My whole life is a cliché



Recently on Authonomy I asked the question: I've been accused of having cliches in Megan's Thirty or even being cheesy. Here are some examples sweeping me off my feet , dragged through a hedge backwards. I guess you could call them sayings that have been used a lot in other books.
What I'm wondering is do people avoid these cliches at all costs, include some and not others or make their own up
Any ideas?
Some answers I received were:

"Avoid them. At all costs. Like the plague."

"Readers, but more specifically agents and editors, love a writer that can take a cliche and make it peculiarly his. The converse is also true."

"Think up something original - it can be an entertaining way to spend a few hours - or turn the something into a metaphor instead (but, again, an original one).

It's what makes writing difficult but fun."

"depends what your genre is and whether you are allowed to subvert them for comedy or linguistic purposes:

eg 'sweeping me off my feet but having the consideration to set me gently back down lest I bruised myself on the concrete' ...

'dragged through a hedge backwards, without recourse to a TV Makeover show crew lurking on the other side'.

'sweeping me off the corns of my feet' would be an example of linguistic tweaking."

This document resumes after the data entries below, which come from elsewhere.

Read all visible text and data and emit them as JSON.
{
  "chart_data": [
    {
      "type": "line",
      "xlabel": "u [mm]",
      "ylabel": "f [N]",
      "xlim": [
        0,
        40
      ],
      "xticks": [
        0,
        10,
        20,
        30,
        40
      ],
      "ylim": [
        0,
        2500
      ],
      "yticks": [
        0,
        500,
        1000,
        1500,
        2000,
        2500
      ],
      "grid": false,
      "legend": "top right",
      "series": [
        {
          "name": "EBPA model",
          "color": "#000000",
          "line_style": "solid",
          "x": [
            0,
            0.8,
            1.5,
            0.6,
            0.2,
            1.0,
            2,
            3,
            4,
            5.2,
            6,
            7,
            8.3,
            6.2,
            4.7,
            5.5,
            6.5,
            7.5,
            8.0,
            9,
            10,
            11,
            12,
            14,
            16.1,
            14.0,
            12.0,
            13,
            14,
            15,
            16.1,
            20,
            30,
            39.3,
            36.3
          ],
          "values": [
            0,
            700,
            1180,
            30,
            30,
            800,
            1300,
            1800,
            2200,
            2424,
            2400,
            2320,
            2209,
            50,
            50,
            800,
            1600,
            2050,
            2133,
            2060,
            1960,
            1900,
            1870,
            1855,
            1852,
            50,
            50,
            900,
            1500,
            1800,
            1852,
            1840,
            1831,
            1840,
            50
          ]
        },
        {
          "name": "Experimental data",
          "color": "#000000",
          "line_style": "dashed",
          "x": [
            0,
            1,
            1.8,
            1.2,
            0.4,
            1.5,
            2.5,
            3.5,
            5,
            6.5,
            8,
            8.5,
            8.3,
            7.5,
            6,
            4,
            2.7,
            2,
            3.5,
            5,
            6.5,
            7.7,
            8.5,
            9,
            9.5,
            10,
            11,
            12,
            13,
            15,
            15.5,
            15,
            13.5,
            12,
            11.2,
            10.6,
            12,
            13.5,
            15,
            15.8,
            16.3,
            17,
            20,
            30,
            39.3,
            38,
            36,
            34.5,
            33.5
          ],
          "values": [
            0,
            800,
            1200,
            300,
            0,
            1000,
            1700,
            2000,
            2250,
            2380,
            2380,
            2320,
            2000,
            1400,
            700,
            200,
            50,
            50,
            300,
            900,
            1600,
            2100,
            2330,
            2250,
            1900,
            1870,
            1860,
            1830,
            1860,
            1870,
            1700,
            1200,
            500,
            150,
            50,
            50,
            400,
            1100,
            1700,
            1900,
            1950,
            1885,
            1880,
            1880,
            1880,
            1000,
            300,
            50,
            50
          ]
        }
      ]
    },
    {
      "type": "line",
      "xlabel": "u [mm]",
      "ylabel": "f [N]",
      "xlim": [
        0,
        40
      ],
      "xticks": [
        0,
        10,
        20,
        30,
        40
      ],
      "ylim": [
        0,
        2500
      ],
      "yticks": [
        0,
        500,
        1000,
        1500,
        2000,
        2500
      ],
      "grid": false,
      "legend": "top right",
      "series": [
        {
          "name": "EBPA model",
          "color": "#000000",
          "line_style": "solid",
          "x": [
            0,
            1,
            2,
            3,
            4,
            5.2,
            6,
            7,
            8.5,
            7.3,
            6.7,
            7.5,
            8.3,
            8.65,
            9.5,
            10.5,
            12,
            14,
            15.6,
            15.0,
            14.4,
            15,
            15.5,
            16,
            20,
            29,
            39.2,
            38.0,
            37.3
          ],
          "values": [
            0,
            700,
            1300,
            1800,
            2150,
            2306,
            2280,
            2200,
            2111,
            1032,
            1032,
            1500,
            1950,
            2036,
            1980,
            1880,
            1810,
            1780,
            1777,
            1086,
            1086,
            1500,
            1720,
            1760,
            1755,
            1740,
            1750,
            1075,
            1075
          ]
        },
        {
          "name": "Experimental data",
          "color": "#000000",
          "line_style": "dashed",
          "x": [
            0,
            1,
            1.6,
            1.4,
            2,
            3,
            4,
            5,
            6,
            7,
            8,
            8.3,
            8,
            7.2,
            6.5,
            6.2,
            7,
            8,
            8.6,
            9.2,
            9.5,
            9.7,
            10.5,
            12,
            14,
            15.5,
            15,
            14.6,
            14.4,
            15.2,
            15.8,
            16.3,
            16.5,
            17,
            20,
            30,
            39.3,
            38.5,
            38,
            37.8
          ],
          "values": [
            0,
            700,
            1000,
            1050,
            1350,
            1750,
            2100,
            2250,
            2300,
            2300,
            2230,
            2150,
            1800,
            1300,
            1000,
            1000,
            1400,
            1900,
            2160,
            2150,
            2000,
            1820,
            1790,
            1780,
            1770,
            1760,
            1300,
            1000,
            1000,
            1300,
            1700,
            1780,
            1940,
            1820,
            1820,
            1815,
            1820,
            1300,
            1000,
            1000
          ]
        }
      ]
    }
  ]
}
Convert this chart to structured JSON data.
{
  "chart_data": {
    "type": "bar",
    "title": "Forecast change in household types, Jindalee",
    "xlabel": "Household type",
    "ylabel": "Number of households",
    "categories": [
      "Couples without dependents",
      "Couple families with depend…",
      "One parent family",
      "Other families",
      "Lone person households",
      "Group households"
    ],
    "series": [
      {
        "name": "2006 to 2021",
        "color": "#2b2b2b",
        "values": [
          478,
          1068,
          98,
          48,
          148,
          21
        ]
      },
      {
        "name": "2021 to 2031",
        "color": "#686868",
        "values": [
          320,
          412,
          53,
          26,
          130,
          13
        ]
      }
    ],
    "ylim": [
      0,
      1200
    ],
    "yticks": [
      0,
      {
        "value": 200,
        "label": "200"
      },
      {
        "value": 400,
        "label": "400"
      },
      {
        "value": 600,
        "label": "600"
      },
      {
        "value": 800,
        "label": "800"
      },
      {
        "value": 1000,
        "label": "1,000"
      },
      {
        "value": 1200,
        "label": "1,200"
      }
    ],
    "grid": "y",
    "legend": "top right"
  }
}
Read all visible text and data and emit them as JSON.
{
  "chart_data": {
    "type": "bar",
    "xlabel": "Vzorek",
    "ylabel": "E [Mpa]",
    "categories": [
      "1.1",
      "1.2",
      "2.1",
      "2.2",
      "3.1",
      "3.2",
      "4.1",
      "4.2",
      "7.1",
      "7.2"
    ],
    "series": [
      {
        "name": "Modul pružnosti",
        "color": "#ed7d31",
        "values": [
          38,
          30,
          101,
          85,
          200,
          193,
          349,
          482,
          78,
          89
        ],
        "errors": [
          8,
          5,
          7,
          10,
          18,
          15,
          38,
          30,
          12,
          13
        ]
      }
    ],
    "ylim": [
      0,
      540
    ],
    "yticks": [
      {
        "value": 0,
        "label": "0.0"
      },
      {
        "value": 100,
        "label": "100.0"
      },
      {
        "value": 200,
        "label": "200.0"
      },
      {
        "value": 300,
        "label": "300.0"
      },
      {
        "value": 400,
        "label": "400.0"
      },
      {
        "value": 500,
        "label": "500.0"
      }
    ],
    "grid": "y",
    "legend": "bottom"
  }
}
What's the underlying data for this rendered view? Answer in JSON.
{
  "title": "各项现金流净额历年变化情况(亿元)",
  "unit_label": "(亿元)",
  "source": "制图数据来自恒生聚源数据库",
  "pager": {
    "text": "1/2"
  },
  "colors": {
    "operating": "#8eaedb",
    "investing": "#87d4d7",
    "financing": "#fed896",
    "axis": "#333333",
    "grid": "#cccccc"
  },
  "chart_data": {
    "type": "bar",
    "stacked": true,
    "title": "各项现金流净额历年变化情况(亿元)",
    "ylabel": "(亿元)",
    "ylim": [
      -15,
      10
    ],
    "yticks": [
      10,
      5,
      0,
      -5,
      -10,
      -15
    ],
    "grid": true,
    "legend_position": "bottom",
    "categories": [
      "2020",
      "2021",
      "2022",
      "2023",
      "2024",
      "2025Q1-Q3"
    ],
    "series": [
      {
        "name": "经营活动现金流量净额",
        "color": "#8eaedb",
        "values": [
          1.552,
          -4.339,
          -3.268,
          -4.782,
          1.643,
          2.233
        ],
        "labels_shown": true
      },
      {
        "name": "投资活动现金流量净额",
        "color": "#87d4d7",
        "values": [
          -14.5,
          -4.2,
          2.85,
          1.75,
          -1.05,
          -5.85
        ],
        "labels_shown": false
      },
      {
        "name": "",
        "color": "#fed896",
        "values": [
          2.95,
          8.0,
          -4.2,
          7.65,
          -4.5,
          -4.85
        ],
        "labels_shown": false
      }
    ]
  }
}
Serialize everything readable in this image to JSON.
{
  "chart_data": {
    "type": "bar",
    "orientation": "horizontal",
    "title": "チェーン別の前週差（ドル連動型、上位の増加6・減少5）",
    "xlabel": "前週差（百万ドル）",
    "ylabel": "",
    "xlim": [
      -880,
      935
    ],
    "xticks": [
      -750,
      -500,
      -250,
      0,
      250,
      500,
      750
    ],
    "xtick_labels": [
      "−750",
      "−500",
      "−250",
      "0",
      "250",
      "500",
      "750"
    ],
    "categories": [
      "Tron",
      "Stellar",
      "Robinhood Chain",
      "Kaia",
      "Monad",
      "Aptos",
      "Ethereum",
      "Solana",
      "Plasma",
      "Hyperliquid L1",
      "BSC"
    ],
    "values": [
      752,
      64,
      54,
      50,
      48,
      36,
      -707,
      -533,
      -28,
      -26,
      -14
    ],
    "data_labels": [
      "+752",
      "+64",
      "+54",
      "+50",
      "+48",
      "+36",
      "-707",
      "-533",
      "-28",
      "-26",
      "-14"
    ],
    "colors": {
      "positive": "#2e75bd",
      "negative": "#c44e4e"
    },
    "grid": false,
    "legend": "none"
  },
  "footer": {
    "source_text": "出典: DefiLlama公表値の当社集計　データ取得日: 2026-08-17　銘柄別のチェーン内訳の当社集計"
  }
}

Great advice, only trouble is my life is a cliché. I use these sayings everyday of my life but it seems in writing, people don't like things like "sweep me off my feet" So I have to create some of my own I've thought of one that I'll put in Megan's thirty to replace one that's been used a lot. But i have a lot of thinking to do. Who knew writing a book was so complicated?

2 comments:

Rebecca Woodhead said...

tricky isn't it? I usually throw in every possible cliche in the first draft - it's easy shorthand for what I mean and it saves time. Don't edit yourself in the first draft. You need the story to flow well. In the second, third (etc, etc) drafts I re-word. Sometimes that means I take out cliches completely and rework the sentence entirely. Sometimes I alter the cliche so it becomes my own. Sometimes I leave it in (shock! horror!) If it's part of character dialogue and that character would be likely to use that cliche it can be more stilted to alter it.

Hope that helps

Rebecca x
P.S. I'm mentioning you on my 'layabout living room' blog today

Angela Ackerman said...

Cliches are tough. Sometimes it seems so hard to find a new way to say something, and it's easy for the writing to come to a screeching halt while we try to put the brain into gear. The good news is, it gets easier as we go along, I think.